It’s been a while since my last update but, on the plus side, there are some brand-new Duality features to show.
First of all, there’s the new sandbox mode. In previous versions, it was only possible to run or debug your game externally. After clicking the appropriate button, the editor freezed and a new window appeared, with the game running. That’s nice and good in most cases, but prevents you from using the editor as a debugging tool.
Thanks to the new sandbox, this is something you can do now. Just click the play button and the currently opened Scene enters game mode. It behaves just as if I had launched the Scene externally, but in an editor environment. As you can see, the editor updates in realtime if the game Scene changes. I can even freeze the game at any point, edit anything I like, and hit run again. When leaving the sandbox mode, all goes back to normal.
For debugging purposes, a Log View is now part of the editor as well.
Also related to debugging: It is now possible to use Visual Studios “Debug” button in your project plugin for running your game. Hopefully this will save you a few mouse clicks.
Duality now supports Xml serialization for its Resource files. In case you’re working under a version control system like subversion, this should allow it to properly handle different file versions.
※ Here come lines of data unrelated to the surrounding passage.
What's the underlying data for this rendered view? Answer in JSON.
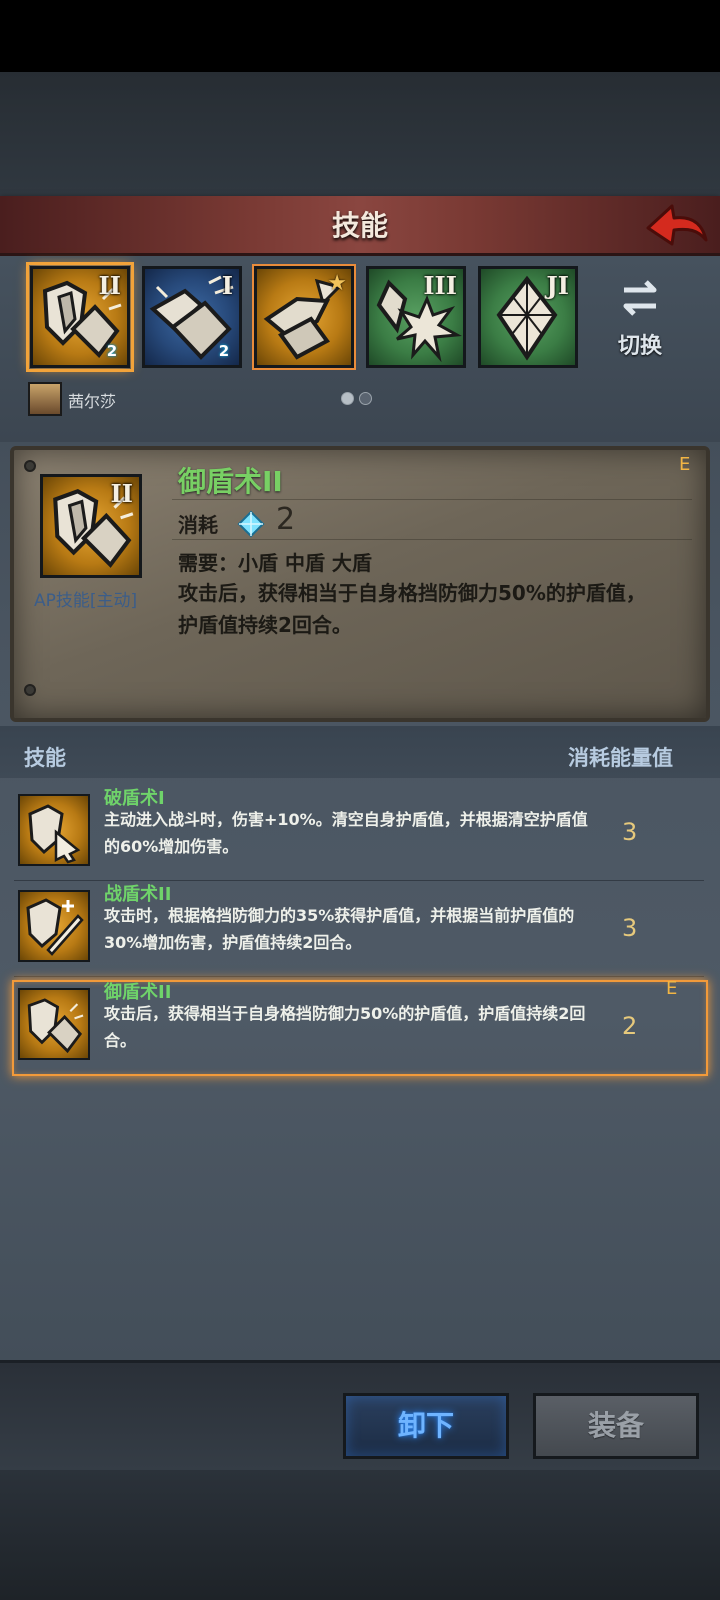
{
  "header": {
    "title": "技能"
  },
  "slots": [
    {
      "roman": "II",
      "gem": "2",
      "star": ""
    },
    {
      "roman": "I",
      "gem": "2",
      "star": ""
    },
    {
      "roman": "",
      "gem": "",
      "star": "★"
    },
    {
      "roman": "III",
      "gem": "",
      "star": ""
    },
    {
      "roman": "JI",
      "gem": "",
      "star": ""
    }
  ],
  "switch_label": "切换",
  "character": {
    "name": "茜尔莎"
  },
  "detail": {
    "roman": "II",
    "name": "御盾术II",
    "rank": "E",
    "cost_label": "消耗",
    "cost_value": "2",
    "requirement": "需要：小盾 中盾 大盾",
    "description": "攻击后，获得相当于自身格挡防御力50%的护盾值，护盾值持续2回合。",
    "type": "AP技能[主动]"
  },
  "list": {
    "header_left": "技能",
    "header_right": "消耗能量值",
    "items": [
      {
        "name": "破盾术I",
        "desc": "主动进入战斗时，伤害+10%。清空自身护盾值，并根据清空护盾值的60%增加伤害。",
        "cost": "3",
        "rank": ""
      },
      {
        "name": "战盾术II",
        "desc": "攻击时，根据格挡防御力的35%获得护盾值，并根据当前护盾值的30%增加伤害，护盾值持续2回合。",
        "cost": "3",
        "rank": ""
      },
      {
        "name": "御盾术II",
        "desc": "攻击后，获得相当于自身格挡防御力50%的护盾值，护盾值持续2回合。",
        "cost": "2",
        "rank": "E"
      }
    ]
  },
  "buttons": {
    "unequip": "卸下",
    "equip": "装备"
  }
}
To Duality, which Resource file format you use just doesn’t matter – just choose what you like. You can change your project setting in the editor and it will automatically convert all Resources to the desired format.
When modifying a Resource file externally, as soon as you save the file, it will be automatically reloaded. If you prefer an Xml editor over Duality’s one – not a problem.
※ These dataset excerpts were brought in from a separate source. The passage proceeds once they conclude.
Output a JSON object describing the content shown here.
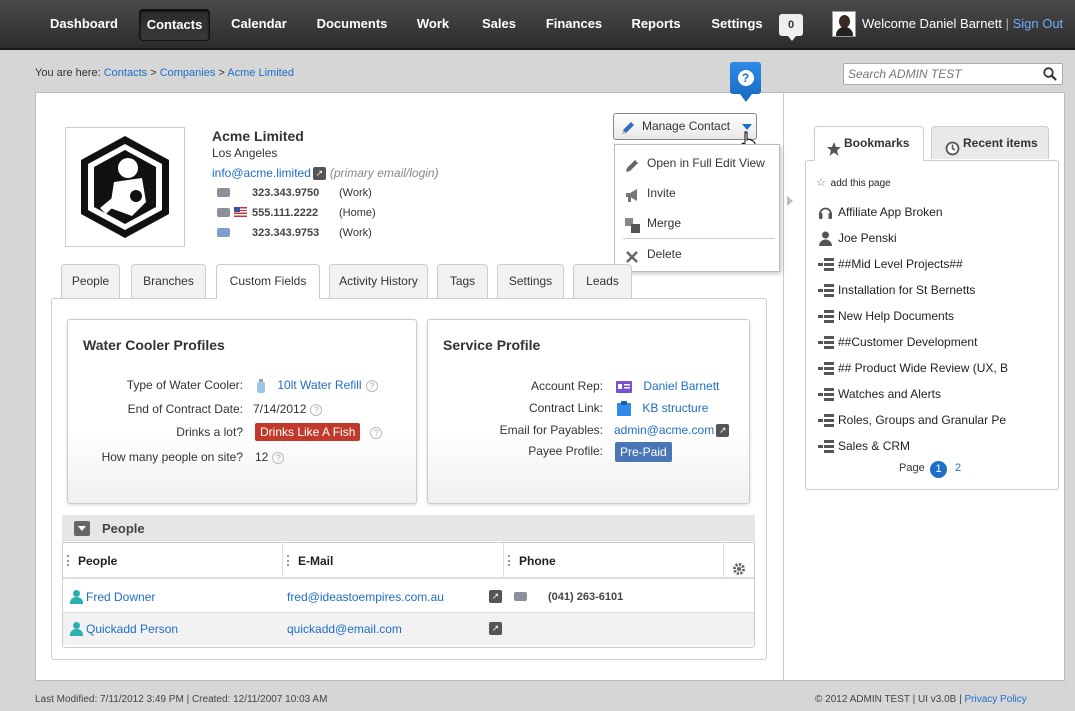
{
  "nav": {
    "items": [
      {
        "label": "Dashboard"
      },
      {
        "label": "Contacts"
      },
      {
        "label": "Calendar"
      },
      {
        "label": "Documents"
      },
      {
        "label": "Work"
      },
      {
        "label": "Sales"
      },
      {
        "label": "Finances"
      },
      {
        "label": "Reports"
      },
      {
        "label": "Settings"
      }
    ],
    "notifications": "0",
    "welcome": "Welcome Daniel Barnett",
    "separator": "|",
    "signout": "Sign Out"
  },
  "breadcrumb": {
    "prefix": "You are here:",
    "items": [
      "Contacts",
      "Companies",
      "Acme Limited"
    ],
    "sep": ">"
  },
  "search": {
    "placeholder": "Search ADMIN TEST"
  },
  "help": {
    "label": "?"
  },
  "contact": {
    "name": "Acme Limited",
    "city": "Los Angeles",
    "email": "info@acme.limited",
    "email_note": "(primary email/login)",
    "phones": [
      {
        "number": "323.343.9750",
        "type": "(Work)"
      },
      {
        "number": "555.111.2222",
        "type": "(Home)"
      },
      {
        "number": "323.343.9753",
        "type": "(Work)"
      }
    ]
  },
  "manage": {
    "label": "Manage Contact",
    "menu": [
      {
        "label": "Open in Full Edit View",
        "icon": "pencil-icon"
      },
      {
        "label": "Invite",
        "icon": "megaphone-icon"
      },
      {
        "label": "Merge",
        "icon": "merge-icon"
      },
      {
        "label": "Delete",
        "icon": "delete-icon"
      }
    ]
  },
  "tabs": [
    {
      "label": "People"
    },
    {
      "label": "Branches"
    },
    {
      "label": "Custom Fields"
    },
    {
      "label": "Activity History"
    },
    {
      "label": "Tags"
    },
    {
      "label": "Settings"
    },
    {
      "label": "Leads"
    }
  ],
  "water": {
    "title": "Water Cooler Profiles",
    "type_label": "Type of Water Cooler:",
    "type_value": "10lt Water Refill",
    "end_label": "End of Contract Date:",
    "end_value": "7/14/2012",
    "drinks_label": "Drinks a lot?",
    "drinks_value": "Drinks Like A Fish",
    "people_label": "How many people on site?",
    "people_value": "12",
    "help": "?"
  },
  "service": {
    "title": "Service Profile",
    "rep_label": "Account Rep:",
    "rep_value": "Daniel Barnett",
    "contract_label": "Contract Link:",
    "contract_value": "KB structure",
    "payables_label": "Email for Payables:",
    "payables_value": "admin@acme.com",
    "payee_label": "Payee Profile:",
    "payee_value": "Pre-Paid"
  },
  "people": {
    "title": "People",
    "columns": [
      "People",
      "E-Mail",
      "Phone"
    ],
    "rows": [
      {
        "name": "Fred Downer",
        "email": "fred@ideastoempires.com.au",
        "phone": "(041) 263-6101"
      },
      {
        "name": "Quickadd Person",
        "email": "quickadd@email.com",
        "phone": ""
      }
    ]
  },
  "sidebar": {
    "bookmarks_tab": "Bookmarks",
    "recent_tab": "Recent items",
    "add_page": "add this page",
    "items": [
      {
        "label": "Affiliate App Broken",
        "icon": "headset-icon"
      },
      {
        "label": "Joe Penski",
        "icon": "person-icon"
      },
      {
        "label": "##Mid Level Projects##",
        "icon": "project-icon"
      },
      {
        "label": "Installation for St Bernetts",
        "icon": "project-icon"
      },
      {
        "label": "New Help Documents",
        "icon": "project-icon"
      },
      {
        "label": "##Customer Development",
        "icon": "project-icon"
      },
      {
        "label": "## Product Wide Review (UX, B",
        "icon": "project-icon"
      },
      {
        "label": "Watches and Alerts",
        "icon": "project-icon"
      },
      {
        "label": "Roles, Groups and Granular Pe",
        "icon": "project-icon"
      },
      {
        "label": "Sales & CRM",
        "icon": "project-icon"
      }
    ],
    "page_label": "Page",
    "pages": [
      "1",
      "2"
    ]
  },
  "footer": {
    "left": "Last Modified: 7/11/2012 3:49 PM | Created: 12/11/2007 10:03 AM",
    "right": "© 2012 ADMIN TEST | UI v3.0B |",
    "privacy": "Privacy Policy"
  },
  "colors": {
    "accent": "#1f6ec7",
    "nav_bg": "#2c2c2c",
    "red_tag": "#c0392b",
    "blue_tag": "#4a76b8"
  }
}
The latest addition to Duality’s feature set is collision detection and physics. By adding a Collider Component to a GameObject, it will behave as a rigid body and obey the basic physical laws. The physics simulation is powered by a version of the Farseer physics engine that has been adjusted to fit Duality’s needs.
A Colliders shape is defined in in the new Collider Editor and may consist of any number of circles or convex polygons. Additional properties like density, friction or restitution define the bodies actual behaviour when interacting with others.
That’s it for now. If you want to take a look yourself: I’ve uploaded a new version of the Asteroids demo that uses physics.